Bryan helped give chase to Arbery down a road in the suburb of Satilla Shores in February 2020 and used his cellphone to film the encounter in which Arbery was cornered and then shot to death.
Another potential juror said he knew Gregory McMichael, Bryan’s neighbor, who led the chase in a pick-up truck with his son, Travis McMichael, in what they say was an attempt to make a citizen’s arrest.
“He’s a friend of my father’s and he’s been over to our house multiple times,” the man told the court, one of at least 20 potential jurors by Reuters’ count who have said they met or know either Arbery or the defendants.
Some potential jurors with especially close ties to a party have been dismissed. One was a woman who said she was third cousins with Arbery and grew up in the same house as his father, Marcus Arbery.
Another was a young man who recently moved to Brunswick and became close friends with Arbery after they met at a bar on one of the beach-lined islands nearby a few months before the shooting.

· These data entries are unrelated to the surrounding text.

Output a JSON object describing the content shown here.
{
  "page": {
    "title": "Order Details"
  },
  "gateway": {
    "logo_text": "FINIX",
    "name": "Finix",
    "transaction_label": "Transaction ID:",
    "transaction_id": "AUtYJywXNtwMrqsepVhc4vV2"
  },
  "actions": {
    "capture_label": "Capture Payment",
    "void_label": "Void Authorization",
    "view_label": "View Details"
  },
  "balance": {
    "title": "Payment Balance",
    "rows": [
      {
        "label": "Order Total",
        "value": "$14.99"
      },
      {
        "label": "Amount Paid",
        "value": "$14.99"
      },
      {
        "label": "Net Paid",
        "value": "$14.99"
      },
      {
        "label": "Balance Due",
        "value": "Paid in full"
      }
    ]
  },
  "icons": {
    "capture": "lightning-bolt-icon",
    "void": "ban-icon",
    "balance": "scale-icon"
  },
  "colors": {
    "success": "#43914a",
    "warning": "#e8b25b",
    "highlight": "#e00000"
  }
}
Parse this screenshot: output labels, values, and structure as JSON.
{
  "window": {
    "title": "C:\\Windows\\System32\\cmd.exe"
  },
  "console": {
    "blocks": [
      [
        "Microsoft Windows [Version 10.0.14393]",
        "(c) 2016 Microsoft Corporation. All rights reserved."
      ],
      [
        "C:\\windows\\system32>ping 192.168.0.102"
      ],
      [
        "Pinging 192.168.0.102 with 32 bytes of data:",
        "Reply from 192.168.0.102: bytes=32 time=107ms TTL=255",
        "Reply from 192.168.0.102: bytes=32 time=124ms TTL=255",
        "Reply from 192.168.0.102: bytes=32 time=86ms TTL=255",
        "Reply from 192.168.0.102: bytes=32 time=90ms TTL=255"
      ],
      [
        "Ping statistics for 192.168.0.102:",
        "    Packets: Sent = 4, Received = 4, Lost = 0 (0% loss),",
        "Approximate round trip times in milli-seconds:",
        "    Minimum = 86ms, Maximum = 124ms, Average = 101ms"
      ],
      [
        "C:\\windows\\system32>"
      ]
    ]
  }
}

Some of the others with weaker ties have not yet been dismissed as the court tries to build a pool of 64 pre-screened people it intends to whittle down to the seated jury.
‘EVERYONE KNOWS EVERYONE’
A retired mechanic said he had met Travis McMichael, who confronted Arbery with a shotgun before fatally shooting him, because they were both in the same hunting club. The man also said he had known Bryan for about 20 years through Bryan’s work repairing small engines.
He said he was not close friends with either but pleaded, unsuccessfully, to be excused, saying it was too difficult for him to be impartial.
The web of relationships that has emerged underscores how tricky jury selection can be in small communities, said Annie C. Deets, a law professor at Emory University in Atlanta, who has previously been involved in picking jurors in small Georgia towns and cities both as a prosecutor and a defense attorney.
“Everyone knows everyone,” she said in an interview.
Knowing someone does not necessarily disqualify them from a jury, but it can be a big strike against them, she said.
One middle-aged man said he was friendly with Arbery’s mother and that Arbery’s father, who runs a landscaping business, had mowed his lawn about six months ago. Both parents have often been present for jury selection, the mother sometimes in tears.
One woman did not indicate that she knew any of the parties in questioning on Wednesday, but told the court about her husband’s job servicing equipment in the local 911 call center. A prosecutor asked: Did he ever share conversations he had with 911 operators?
“Don’t take this wrong,” she replied, “but this is a small town and people talk.”